Final Chapter: Selling The Sk8 Van
It’s been a week since our Sk8 the St8s road trip came to an end. But yesterday marked the full culmination of our adventure, when I said goodbye to our reliable chariot.
The 15-passenger Dodge van that I had purchased in Jefferson City, Missouri from Pastor Mike, and which carried our crew 3000 miles – through tornado-ravaged Joplin, Missouri to Dallas, Albuquerque, Phoenix, L.A., San Francisco, Sacramento, Portland and home to Seattle – has been sold. Within two hours of posting an ad on Craigslist, I received a call from a potential buyer. Two hours after that, standing in a supermarket parking lot with a pocket full of cash, I watched it drive away, with some regret.

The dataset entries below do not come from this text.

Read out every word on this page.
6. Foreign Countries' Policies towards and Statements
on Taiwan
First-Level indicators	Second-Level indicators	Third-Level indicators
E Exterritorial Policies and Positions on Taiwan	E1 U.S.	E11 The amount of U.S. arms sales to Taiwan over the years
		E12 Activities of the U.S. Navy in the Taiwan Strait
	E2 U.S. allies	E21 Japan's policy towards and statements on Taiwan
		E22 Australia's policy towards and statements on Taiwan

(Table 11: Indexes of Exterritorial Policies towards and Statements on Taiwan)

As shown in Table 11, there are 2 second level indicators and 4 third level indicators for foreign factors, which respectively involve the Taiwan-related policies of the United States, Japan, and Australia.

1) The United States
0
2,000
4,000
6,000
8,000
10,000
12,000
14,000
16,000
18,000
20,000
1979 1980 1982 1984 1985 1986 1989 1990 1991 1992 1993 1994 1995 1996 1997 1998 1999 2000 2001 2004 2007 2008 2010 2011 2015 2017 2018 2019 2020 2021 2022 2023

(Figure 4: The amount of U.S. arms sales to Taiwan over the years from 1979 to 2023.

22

Our crew of skateboarders had loved their van, with its five rows of seats and wide windows and cranking air-conditioning. They all suggested we keep the thing and use it for annual skateboarding road trips. My son Leo suggested it become his 14-year-old brother Sean’s first car. My own dream was that the van would be purchased by the owner of Windells skateboard camp, where I had delivered Sean, Leo and Willem last Saturday (they’re due home today). I envisioned the van ferrying young skate campers to and from skate parks – a fitting new phase of life. But the owner, Tim, decided that with the economy is such funky shape, “it may be best to hold onto the cash Windells has.”
So instead I accepted a wad of cash from Amir, who runs a Seattle transport service called Caspian Mobility. Just as I had given a stack of bills to Pastor Mike in a parking lot less that three weeks earlier, Amir handed me a wad of $100s outside my local Safeway market.
When Leo called from Windells later that night, he was sad to learn the van was gone. “I mean, I’m glad you sold it and all,” he said. “I guess I’m just bummed I won’t be able to see it again.” Leo and the others had seen and experienced a lot during their days inside that van – talking for hours, sleeping, taking pictures and videotaping each other, wrestling, eating junk food. And I’m sure they won’t forget the day we stopped in the desert and plastered stickers on its flanks. (Watch the video here.)
But I’m convinced the van will live on in their memory, just as the army ambulance of my own cross-country trip lives on in mine. (Read about it here.) And I’m looking forward to the day we spot our van on the streets of Seattle, a big white reminder of our zany summer of 2011 exploration of America’s skate parks.